Regarding the modesetting changes being “too risky for the release branch”, is there a breakdown in communication about the existing state of modesetting, or are those of us experiencing constant modesetting crashes a minority of the modesetting userbase? If it’s the latter do you know if there’s something we’re doing that we can change to work around the issue? Right now we need at least 2-3 days of system uptime in order to complete our network training, and the last 455 series we tested wasn’t making it past a day.

I doubt it’s in there. No mention in the changelog and seeing that they gave us this patch (which I haven’t tried yet) it’ll probably be a long time until they fix it in a future release.

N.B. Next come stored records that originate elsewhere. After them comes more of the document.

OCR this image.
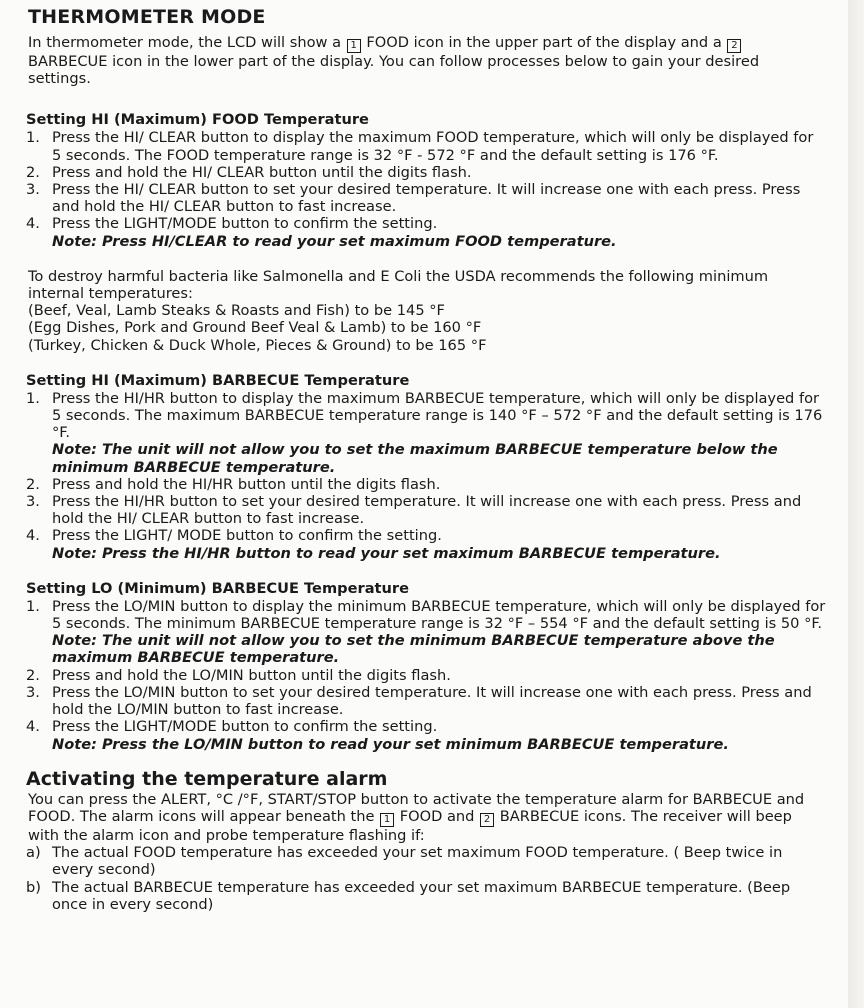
THERMOMETER MODE

In thermometer mode, the LCD will show a 1 FOOD icon in the upper part of the display and a 2 BARBECUE icon in the lower part of the display. You can follow processes below to gain your desired settings.

Setting HI (Maximum) FOOD Temperature
1. Press the HI/ CLEAR button to display the maximum FOOD temperature, which will only be displayed for 5 seconds. The FOOD temperature range is 32 °F - 572 °F and the default setting is 176 °F.
2. Press and hold the HI/ CLEAR button until the digits flash.
3. Press the HI/ CLEAR button to set your desired temperature. It will increase one with each press. Press and hold the HI/ CLEAR button to fast increase.
4. Press the LIGHT/MODE button to confirm the setting.
Note: Press HI/CLEAR to read your set maximum FOOD temperature.

To destroy harmful bacteria like Salmonella and E Coli the USDA recommends the following minimum internal temperatures:

(Beef, Veal, Lamb Steaks & Roasts and Fish) to be 145 °F

(Egg Dishes, Pork and Ground Beef Veal & Lamb) to be 160 °F

(Turkey, Chicken & Duck Whole, Pieces & Ground) to be 165 °F

Setting HI (Maximum) BARBECUE Temperature
1. Press the HI/HR button to display the maximum BARBECUE temperature, which will only be displayed for 5 seconds. The maximum BARBECUE temperature range is 140 °F – 572 °F and the default setting is 176 °F.
Note: The unit will not allow you to set the maximum BARBECUE temperature below the minimum BARBECUE temperature.
2. Press and hold the HI/HR button until the digits flash.
3. Press the HI/HR button to set your desired temperature. It will increase one with each press. Press and hold the HI/ CLEAR button to fast increase.
4. Press the LIGHT/ MODE button to confirm the setting.
Note: Press the HI/HR button to read your set maximum BARBECUE temperature.
Setting LO (Minimum) BARBECUE Temperature
1. Press the LO/MIN button to display the minimum BARBECUE temperature, which will only be displayed for 5 seconds. The minimum BARBECUE temperature range is 32 °F – 554 °F and the default setting is 50 °F.
Note: The unit will not allow you to set the minimum BARBECUE temperature above the maximum BARBECUE temperature.
2. Press and hold the LO/MIN button until the digits flash.
3. Press the LO/MIN button to set your desired temperature. It will increase one with each press. Press and hold the LO/MIN button to fast increase.
4. Press the LIGHT/MODE button to confirm the setting.
Note: Press the LO/MIN button to read your set minimum BARBECUE temperature.
Activating the temperature alarm

You can press the ALERT, °C /°F, START/STOP button to activate the temperature alarm for BARBECUE and FOOD. The alarm icons will appear beneath the 1 FOOD and 2 BARBECUE icons. The receiver will beep with the alarm icon and probe temperature flashing if:

a) The actual FOOD temperature has exceeded your set maximum FOOD temperature. ( Beep twice in every second)
b) The actual BARBECUE temperature has exceeded your set maximum BARBECUE temperature. (Beep once in every second)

On your question about release timeline, see their previous answer here:

This was something they had given a release timeline on already (“mid November”), but I hadn’t considered “5.9 compatible” would include this bug. Since it’s now a security issue too I figured they might given an updated schedule on e.g. 450 series 5.9 compatibility or clarify their position on the severity.

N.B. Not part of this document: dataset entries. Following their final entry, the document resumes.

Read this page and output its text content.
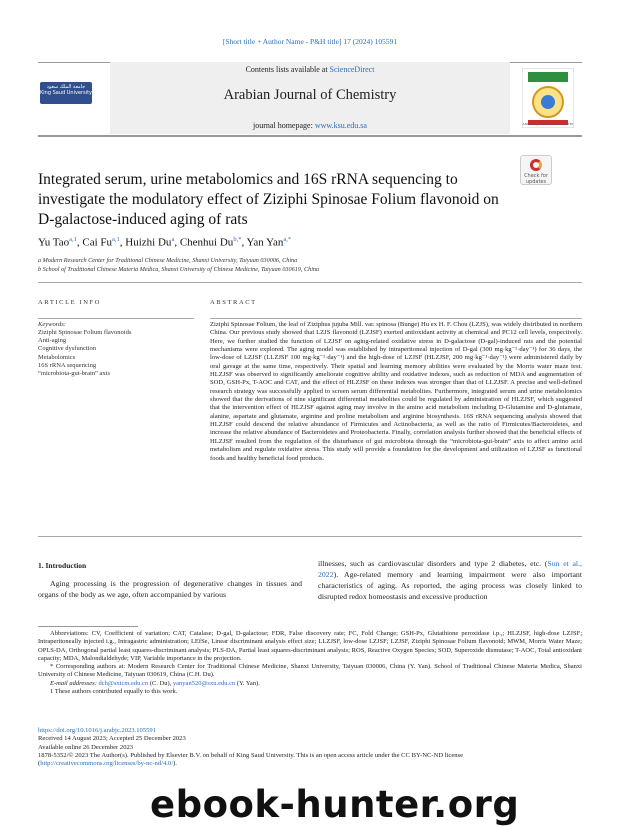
[Short title + Author Name - P&H title] 17 (2024) 105591
جامعة الملك سعود
King Saud University
ARABIAN JOURNAL OF CHEMISTRY
Contents lists available at ScienceDirect
Arabian Journal of Chemistry
journal homepage: www.ksu.edu.sa
Check for updates
Integrated serum, urine metabolomics and 16S rRNA sequencing to investigate the modulatory effect of Ziziphi Spinosae Folium flavonoid on D-galactose-induced aging of rats
Yu Tao$^{a,1}$, Cai Fu$^{a,1}$, Huizhi Du$^a$, Chenhui $Du^{b,*}$, Yan Yan$^{a,*}$
a Modern Research Center for Traditional Chinese Medicine, Shanxi University, Taiyuan 030006, China
b School of Traditional Chinese Materia Medica, Shanxi University of Chinese Medicine, Taiyuan 030619, China
ARTICLE INFO	ABSTRACT
Keywords:
Ziziphi Spinosae Folium flavonoids
Anti-aging
Cognitive dysfunction
Metabolomics
16S rRNA sequencing
“microbiota-gut-brain” axis
Ziziphi Spinosae Folium, the leaf of Ziziphus jujuba Mill. var. spinosa (Bunge) Hu ex H. F. Chou (LZJS), was widely distributed in northern China. Our previous study showed that LZJS flavonoid (LZJSF) exerted antioxidant activity at chemical and PC12 cell levels, respectively. Here, we further studied the function of LZJSF on aging-related oxidative stress in D-galactose (D-gal)-induced rats and the potential mechanisms were explored. The aging model was established by intraperitoneal injection of D-gal (300 mg·kg⁻¹·day⁻¹) for 36 days, the low-dose of LZJSF (LLZJSF 100 mg·kg⁻¹·day⁻¹) and the high-dose of LZJSF (HLZJSF, 200 mg·kg⁻¹·day⁻¹) were administered daily by oral gavage at the same time, respectively. Their spatial and learning memory abilities were evaluated by the Morris water maze test. HLZJSF was observed to significantly ameliorate cognitive ability and oxidative indexes, such as reduction of MDA and augmentation of SOD, GSH-Px, T-AOC and CAT, and the effect of HLZJSF on these indexes was stronger than that of LLZJSF. A precise and well-defined research strategy was successfully applied to screen serum differential metabolites. Furthermore, integrated serum and urine metabolomics showed that the derivations of nine significant differential metabolites could be regulated by administration of HLZJSF, which suggested that the intervention effect of HLZJSF against aging may involve in the amino acid metabolism including D-Glutamine and D-glutamate, alanine, aspartate and glutamate, arginine and proline metabolism and arginine biosynthesis. 16S rRNA sequencing analysis showed that HLZJSF could descend the relative abundance of Firmicutes and Actinobacteria, as well as the ratio of Firmicutes/Bacteroidetes, and increase the relative abundance of Bacteroidetes and Proteobacteria. Finally, correlation analysis further showed that the beneficial effects of HLZJSF resulted from the regulation of the disturbance of gut microbiota through the “microbiota-gut-brain” axis to affect amino acid metabolism and regulate oxidative stress. This study will provide a foundation for the development and utilization of LZJSF as functional foods and healthy beneficial food products.
1. Introduction
Aging processing is the progression of degenerative changes in tissues and organs of the body as we age, often accompanied by various
illnesses, such as cardiovascular disorders and type 2 diabetes, etc. (Sun et al., 2022). Age-related memory and learning impairment were also important characteristics of aging. As reported, the aging process was closely linked to disrupted redox homeostasis and excessive production

Abbreviations: CV, Coefficient of variation; CAT, Catalase; D-gal, D-galactose; FDR, False discovery rate; FC, Fold Change; GSH-Px, Glutathione peroxidase i.p.,; HLZJSF, high-dose LZJSF; Intraperitoneally injected i.g., Intragastric administration; LEfSe, Linear discriminant analysis effect size; LLZJSF, low-dose LZJSF; LZJSF, Ziziphi Spinosae Folium flavonoid; MWM, Morris Water Maze; OPLS-DA, Orthogonal partial least squares-discriminant analysis; PLS-DA, Partial least squares-discriminant analysis; ROS, Reactive Oxygen Species; SOD, Superoxide dismutase; T-AOC, Total antioxidant capacity; MDA, Malondialdehyde; VIP, Variable importance in the projection.

* Corresponding authors at: Modern Research Center for Traditional Chinese Medicine, Shanxi University, Taiyuan 030006, China (Y. Yan). School of Traditional Chinese Materia Medica, Shanxi University of Chinese Medicine, Taiyuan 030619, China (C.H. Du).

E-mail addresses: dch@sxtcm.edu.cn (C. Du), yanyan520@sxu.edu.cn (Y. Yan).

1 These authors contributed equally to this work.

https://doi.org/10.1016/j.arabjc.2023.105591
Received 14 August 2023; Accepted 25 December 2023
Available online 26 December 2023
1878-5352/© 2023 The Author(s). Published by Elsevier B.V. on behalf of King Saud University. This is an open access article under the CC BY-NC-ND license
(http://creativecommons.org/licenses/by-nc-nd/4.0/).
ebook-hunter.org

How did you accomplish the downgrade? I’m on Fedora 32 also and I can’t figure out how to downgrade to 450. There isn’t a package for it in the rpmfusion repository. Did you use the official version from nvidia instead?

Yes, I downloaded the official version from NVIDIA. After having had issues with the various repositories from time to time, I’ve used this excellent blog article as reference:
https://www.if-not-true-then-false.com/2015/fedora-nvidia-guide/
and been using the official version from NVIDIA directly for years now.

BTW, the patch process to 455 mentioned by @aplattner on 11 November has worked marvellously!! I have not had a crash since 12 November when I last rebooted.

@aplattner - my promised feedback: I applied the above patch to 455.38 on 12 Nov, and have not had one crash since then. 7 days uptime! :-]

1 Like

Thank you for your help, this worked.
I originally wanted to try exactly this, but I thought that blacklisting nouveau would result in a black screen if no nvidia driver is installed.
I followed this guide for blacklisting
https://wiki.archlinux.org/index.php/Kernel_module#Blacklisting

The patch seemed to fail on Fedora 32. The nvidia-modeset.ko.xz is included in the initramfs image. I needed to manually rebuild that:

dracut /boot/initramfs-$(uname -r).img $(uname -r)

Examination of the nvkms_alloc function in nvidia_modeset module with gdb disassemble in /proc/kcore now shows the expected change.